Christmas–From Two Houses
By: Tess Worrell
Whether it’s the first post-divorce Christmas or another year of juggling holiday time–re-framing family expectations and experiences can challenge the spirit of the season. Children, used to Christmas morning at home, wake up in a different house. Parents alternate missing the Christmas morning squeals of delight and instead spend the day alone. Many couples rank the holidays among the toughest aspects of divorce. Yet, though emotional and difficult, Christmas can still be joyful. Families nostalgic for the past can look forward to creating new memories and preserving the joy of the season.
- Preserve traditions. What traditions formed your family identity? Preserve those–even in different houses. Build the gingerbread house; play the carols; attend mass. Parents can choose the traditions most meaningful to them to carry on. If both enjoy a tradition–keep it going in both houses. When parents continue traditions, they demonstrate that the children’s and the family’s identity lives on despite some major changes. That security may ultimately be the best Christmas gift you’ll give.

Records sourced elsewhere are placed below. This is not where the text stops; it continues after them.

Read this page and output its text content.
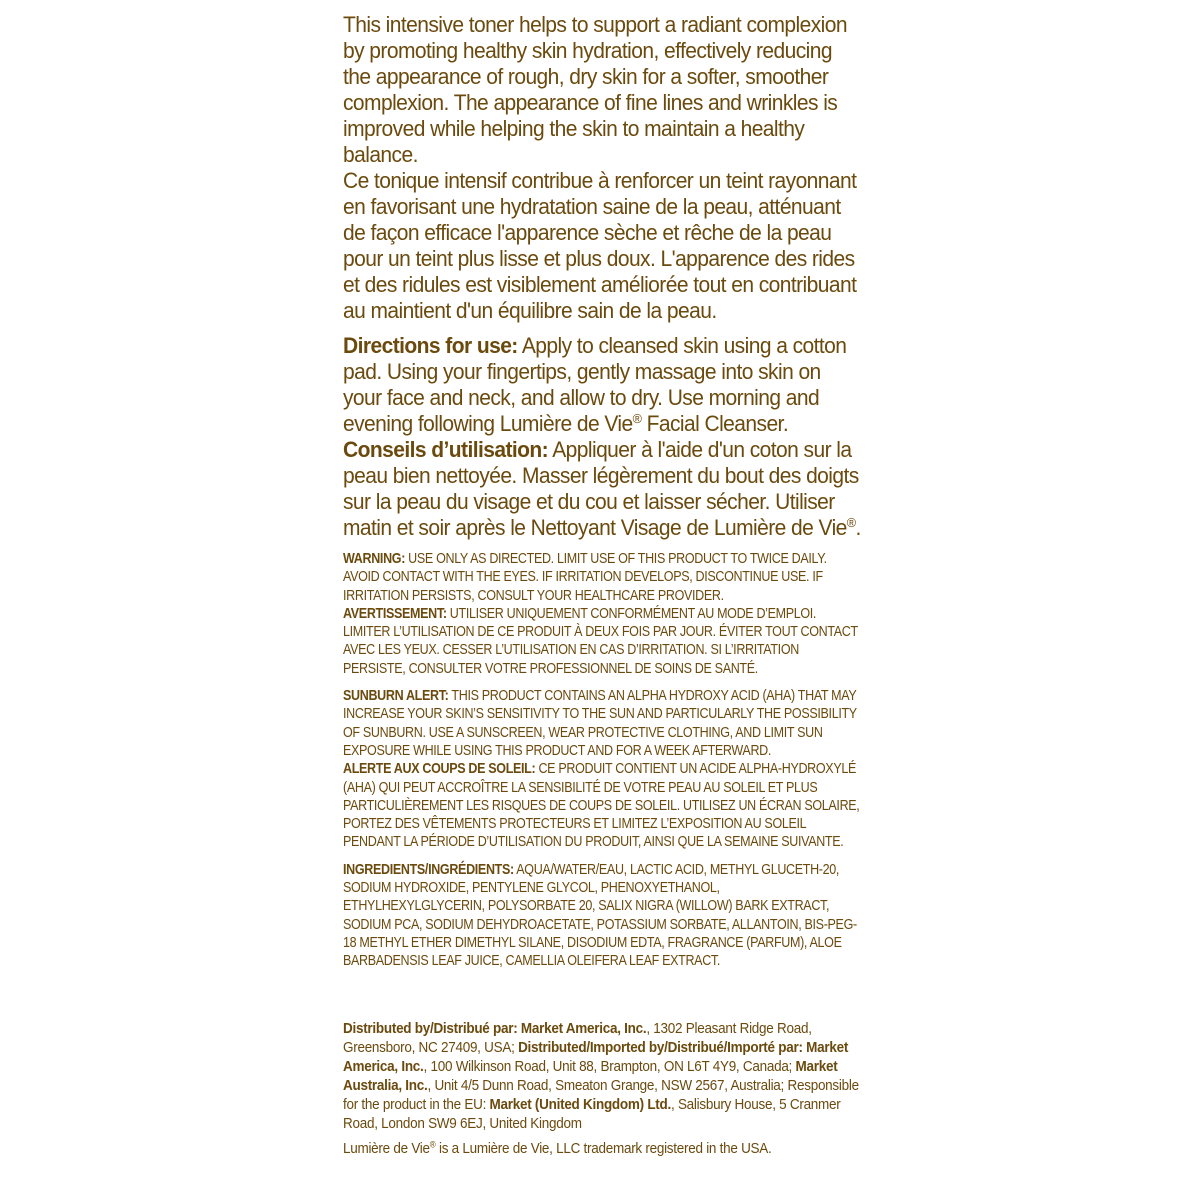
This intensive toner helps to support a radiant complexion by promoting healthy skin hydration, effectively reducing the appearance of rough, dry skin for a softer, smoother complexion. The appearance of fine lines and wrinkles is improved while helping the skin to maintain a healthy balance.

Ce tonique intensif contribue à renforcer un teint rayonnant en favorisant une hydratation saine de la peau, atténuant de façon efficace l'apparence sèche et rêche de la peau pour un teint plus lisse et plus doux. L'apparence des rides et des ridules est visiblement améliorée tout en contribuant au maintient d'un équilibre sain de la peau.

Directions for use: Apply to cleansed skin using a cotton pad. Using your fingertips, gently massage into skin on your face and neck, and allow to dry. Use morning and evening following Lumière de Vie® Facial Cleanser.

Conseils d’utilisation: Appliquer à l'aide d'un coton sur la peau bien nettoyée. Masser légèrement du bout des doigts sur la peau du visage et du cou et laisser sécher. Utiliser matin et soir après le Nettoyant Visage de Lumière de Vie®.

WARNING: USE ONLY AS DIRECTED. LIMIT USE OF THIS PRODUCT TO TWICE DAILY. AVOID CONTACT WITH THE EYES. IF IRRITATION DEVELOPS, DISCONTINUE USE. IF IRRITATION PERSISTS, CONSULT YOUR HEALTHCARE PROVIDER.

AVERTISSEMENT: UTILISER UNIQUEMENT CONFORMÉMENT AU MODE D’EMPLOI. LIMITER L’UTILISATION DE CE PRODUIT À DEUX FOIS PAR JOUR. ÉVITER TOUT CONTACT AVEC LES YEUX. CESSER L’UTILISATION EN CAS D’IRRITATION. SI L’IRRITATION PERSISTE, CONSULTER VOTRE PROFESSIONNEL DE SOINS DE SANTÉ.

SUNBURN ALERT: THIS PRODUCT CONTAINS AN ALPHA HYDROXY ACID (AHA) THAT MAY INCREASE YOUR SKIN’S SENSITIVITY TO THE SUN AND PARTICULARLY THE POSSIBILITY OF SUNBURN. USE A SUNSCREEN, WEAR PROTECTIVE CLOTHING, AND LIMIT SUN EXPOSURE WHILE USING THIS PRODUCT AND FOR A WEEK AFTERWARD.

ALERTE AUX COUPS DE SOLEIL: CE PRODUIT CONTIENT UN ACIDE ALPHA-HYDROXYLÉ (AHA) QUI PEUT ACCROÎTRE LA SENSIBILITÉ DE VOTRE PEAU AU SOLEIL ET PLUS PARTICULIÈREMENT LES RISQUES DE COUPS DE SOLEIL. UTILISEZ UN ÉCRAN SOLAIRE, PORTEZ DES VÊTEMENTS PROTECTEURS ET LIMITEZ L’EXPOSITION AU SOLEIL PENDANT LA PÉRIODE D’UTILISATION DU PRODUIT, AINSI QUE LA SEMAINE SUIVANTE.

INGREDIENTS/INGRÉDIENTS: AQUA/WATER/EAU, LACTIC ACID, METHYL GLUCETH-20, SODIUM HYDROXIDE, PENTYLENE GLYCOL, PHENOXYETHANOL, ETHYLHEXYLGLYCERIN, POLYSORBATE 20, SALIX NIGRA (WILLOW) BARK EXTRACT, SODIUM PCA, SODIUM DEHYDROACETATE, POTASSIUM SORBATE, ALLANTOIN, BIS-PEG-18 METHYL ETHER DIMETHYL SILANE, DISODIUM EDTA, FRAGRANCE (PARFUM), ALOE BARBADENSIS LEAF JUICE, CAMELLIA OLEIFERA LEAF EXTRACT.

Distributed by/Distribué par: Market America, Inc., 1302 Pleasant Ridge Road, Greensboro, NC 27409, USA; Distributed/Imported by/Distribué/Importé par: Market America, Inc., 100 Wilkinson Road, Unit 88, Brampton, ON L6T 4Y9, Canada; Market Australia, Inc., Unit 4/5 Dunn Road, Smeaton Grange, NSW 2567, Australia; Responsible for the product in the EU: Market (United Kingdom) Ltd., Salisbury House, 5 Cranmer Road, London SW9 6EJ, United Kingdom

Lumière de Vie® is a Lumière de Vie, LLC trademark registered in the USA.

- Go together. It’s even better if you can preserve the traditions together. If you went traipsing through the Christmas farm to pick out the family tree, pick a day and go together for this year’s trees. Go together to your son’s Christmas concert. Go together to your daughter’s ballet. Go together to the Christmas Eve service at your church. Seeing Mom and Dad come together for something bigger than their own desires teaches children to that there is something bigger than this present situation. Something everyone can cling to even as daily life changes.
Beware! Optimistic children, seeing their parents share these moments, may assume the two of you are reuniting. If you detect this–be concrete. A simple, “Mom and Dad are still going to live apart, but we are both your parents. We both want you to see you sing the solo and support you, so we’re going together.” The clarity will avoid false hope while offering genuine hope for the continued, intimate involvement of both parents in their lives.
- Put children first. The best parents don’t wrangle over who got Christmas morning last year or over who gives the biggest, best present. If you want joy for your children (and for yourselves), put the children first. In every discussion, in every choice, in every schedule ask, “What can we do to work together to care for our children?” Then, do that.
Likely–both parents will have to suffer a bit. Key to being a grown-up is learning to suffer well. To set aside our own disappointment and thwarted desires to give our children what they need. Our children need meaningful time with both parents to develop the authentic relationships required to thrive. For our children to get this time, each parent will have to willingly sacrifice some element of their ideal vision for Christmas day. At the same time, putting the children first includes honoring the special times children enjoy with the other parent. If both parents focus on protecting this time for their children–each parent should receive the moments that count most.
Expectation and emotion define the holiday season. Divorce impacts both. Yet, parents create new expectations and good emotions when they are willing to work together and to put the children first. As you enter the season, may you find a path–together–that brings joy to all.